Rather than a complete reurbanization, a set of agreed-upon public space repairs was carried out, including replacing broken pavement slabs and establishing an underground municipal utilities network. Meanwhile, a broader strategy was launched to fully repopulate the residential units, including a rehabilitation project, an urban improvement plan, and a program of conditional grants.
The facade rehabilitation project consists of five parts. It begins with historical research, data mapping and cross-referencing, and an assessment in collaboration with residents. It continues with a study of the pathologies of each building envelope, focusing mainly on balconies, cornices, wall cladding, and roofs, and proposes intervention guidelines, always governed by best practices in rehabilitation. These are based on the recommendations of the Pla del Color d’Olot (Olot Color Plan), the Associació Grup de Recuperació i Estudi de la Tradició Arquitectònica (Association for the Recovery and Study of Architectural Tradition), and regulations from municipalities with successful and validated architectural heritage rehabilitation policies. The third part of the project involves the removal of all inappropriate elements such as air conditioning compressors, wiring, unused antennas, etc. The fourth part is the color proposal, which is based on the local tradition of ennobling facades with paint, influenced by Olot Art School since the late 18th century and the decorators trained there. The patterns of each building are based on historical research using old photographs and paintings. The colors follow the Pla del Color d’Olot and incorporate the color scheme used by Xavier Bulbena to paint two facades in the square. Additionally, Gabinet del Color conducts stratigraphic studies and makes proposals for the two catalogued buildings: Can Casabona and the former Ràdio Puig store. The fifth part of the project focuses on commercial spaces, increasing window transparency to improve street comfort and ensuring that signage and lighting comply with regulations. Additionally, studies are being conducted on centralizing installations in each building and the feasibility of installing shared elevators.

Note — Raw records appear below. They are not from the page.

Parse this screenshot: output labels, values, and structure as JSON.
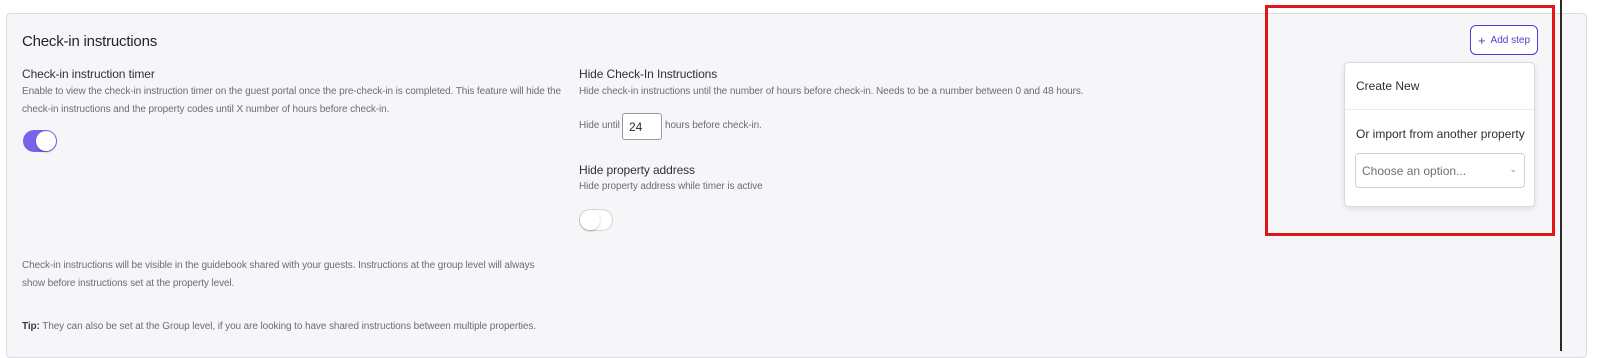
{
  "section": {
    "title": "Check-in instructions",
    "add_step_label": "Add step"
  },
  "timer": {
    "label": "Check-in instruction timer",
    "description_line1": "Enable to view the check-in instruction timer on the guest portal once the pre-check-in is completed. This feature will hide the",
    "description_line2": "check-in instructions and the property codes until X number of hours before check-in.",
    "enabled": true
  },
  "hide_instructions": {
    "label": "Hide Check-In Instructions",
    "description": "Hide check-in instructions until the number of hours before check-in. Needs to be a number between 0 and 48 hours.",
    "prefix": "Hide until",
    "hours_value": "24",
    "suffix": "hours before check-in."
  },
  "hide_address": {
    "label": "Hide property address",
    "description": "Hide property address while timer is active",
    "enabled": false
  },
  "footer": {
    "note_line1": "Check-in instructions will be visible in the guidebook shared with your guests. Instructions at the group level will always",
    "note_line2": "show before instructions set at the property level.",
    "tip_label": "Tip:",
    "tip_text": " They can also be set at the Group level, if you are looking to have shared instructions between multiple properties."
  },
  "dropdown": {
    "create_new": "Create New",
    "import_label": "Or import from another property",
    "select_placeholder": "Choose an option..."
  },
  "colors": {
    "accent": "#7b61e8",
    "button_text": "#4a3fd0",
    "highlight": "#e0161c"
  },
  "icons": [
    "plus-icon",
    "chevron-down-icon"
  ]
}
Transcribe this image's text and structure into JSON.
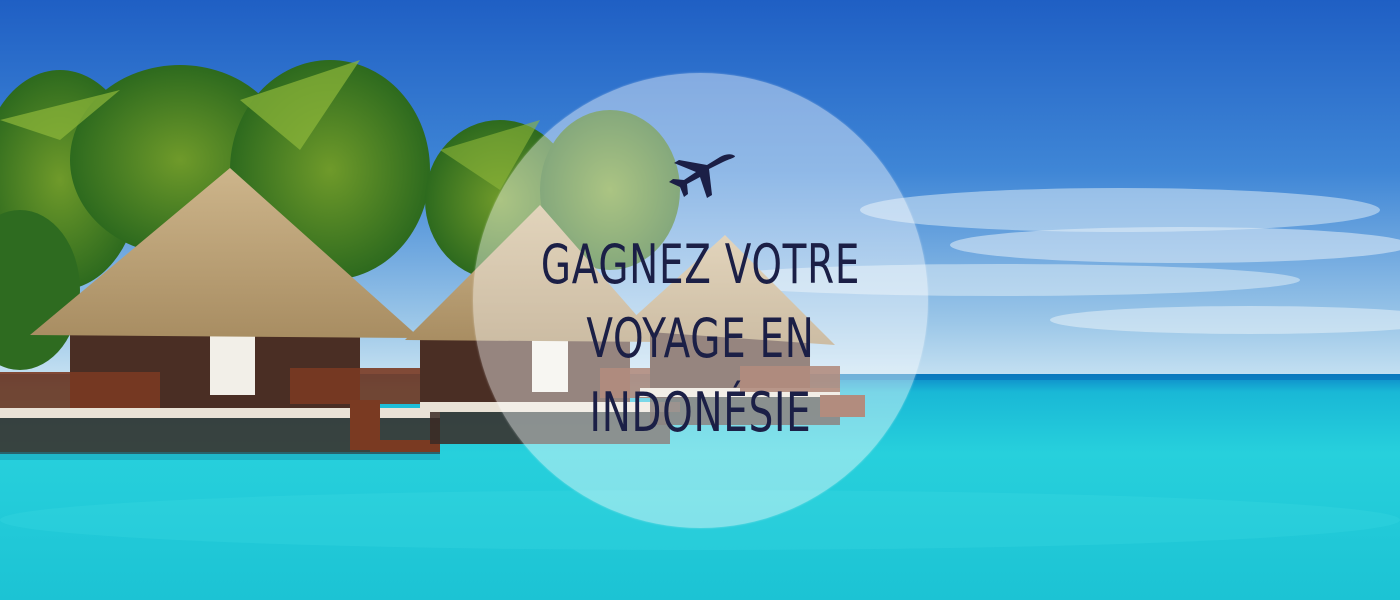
{
  "banner": {
    "headline_lines": [
      "GAGNEZ VOTRE",
      "VOYAGE EN",
      "INDONÉSIE"
    ],
    "icon": "airplane-icon"
  },
  "colors": {
    "headline_text": "#1b1f46",
    "icon": "#1b1f46",
    "sky_top": "#2c6fd0",
    "sky_horizon": "#a9cfea",
    "sea": "#22c9d8",
    "circle_overlay": "rgba(255,255,255,0.42)"
  }
}
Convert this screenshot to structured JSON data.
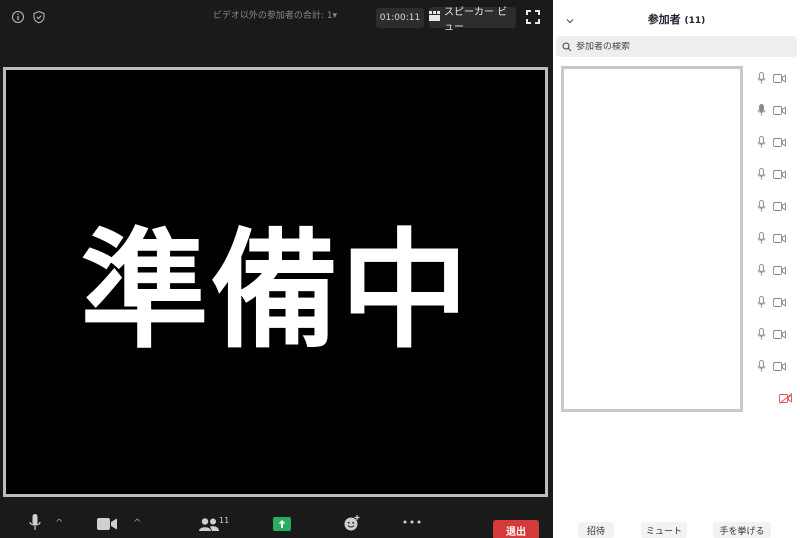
{
  "meeting": {
    "participant_count_label": "ビデオ以外の参加者の合計: 1",
    "timer": "01:00:11",
    "speaker_view_label": "スピーカー ビュー",
    "video_text": "準備中"
  },
  "toolbar": {
    "participants_count": "11",
    "leave_label": "退出"
  },
  "panel": {
    "title": "参加者",
    "count": "(11)",
    "search_placeholder": "参加者の検索",
    "buttons": [
      "招待",
      "ミュート",
      "手を挙げる"
    ]
  },
  "colors": {
    "leave": "#d43a3a",
    "share": "#27ae60",
    "video_off": "#e05252"
  }
}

The Pla de Millora Urbana (Urban Improvement Plan) within the Plaça Major area and a program of conditional subsidies are the tools that make this operation possible. The PMU defines the scope and justifies the public interest of the investment, incorporates the rehabilitation project, and develops pilot regulations to be tested before expanding them to the entire old town. The plan’s rights and obligations establish a three-year period for property owners to complete the renovations. Following this, the City Council allocates the budget initially reserved for urbanizing the space to a grant covering 90% of rehabilitation costs, which 15 out of 19 properties opted for. In return, accepting the subsidy requires property owners to renovate and place the vacant homes on the market within a four-year period.
Thus, the facade rehabilitation and color treatment project is the visible part of a process that should culminate in the reactivation of 25 housing units. Meanwhile, this process has led to the creation of a working group bringing together residents and shopkeepers, committed to organizing events that strengthen community ties and reinforce the square’s central role.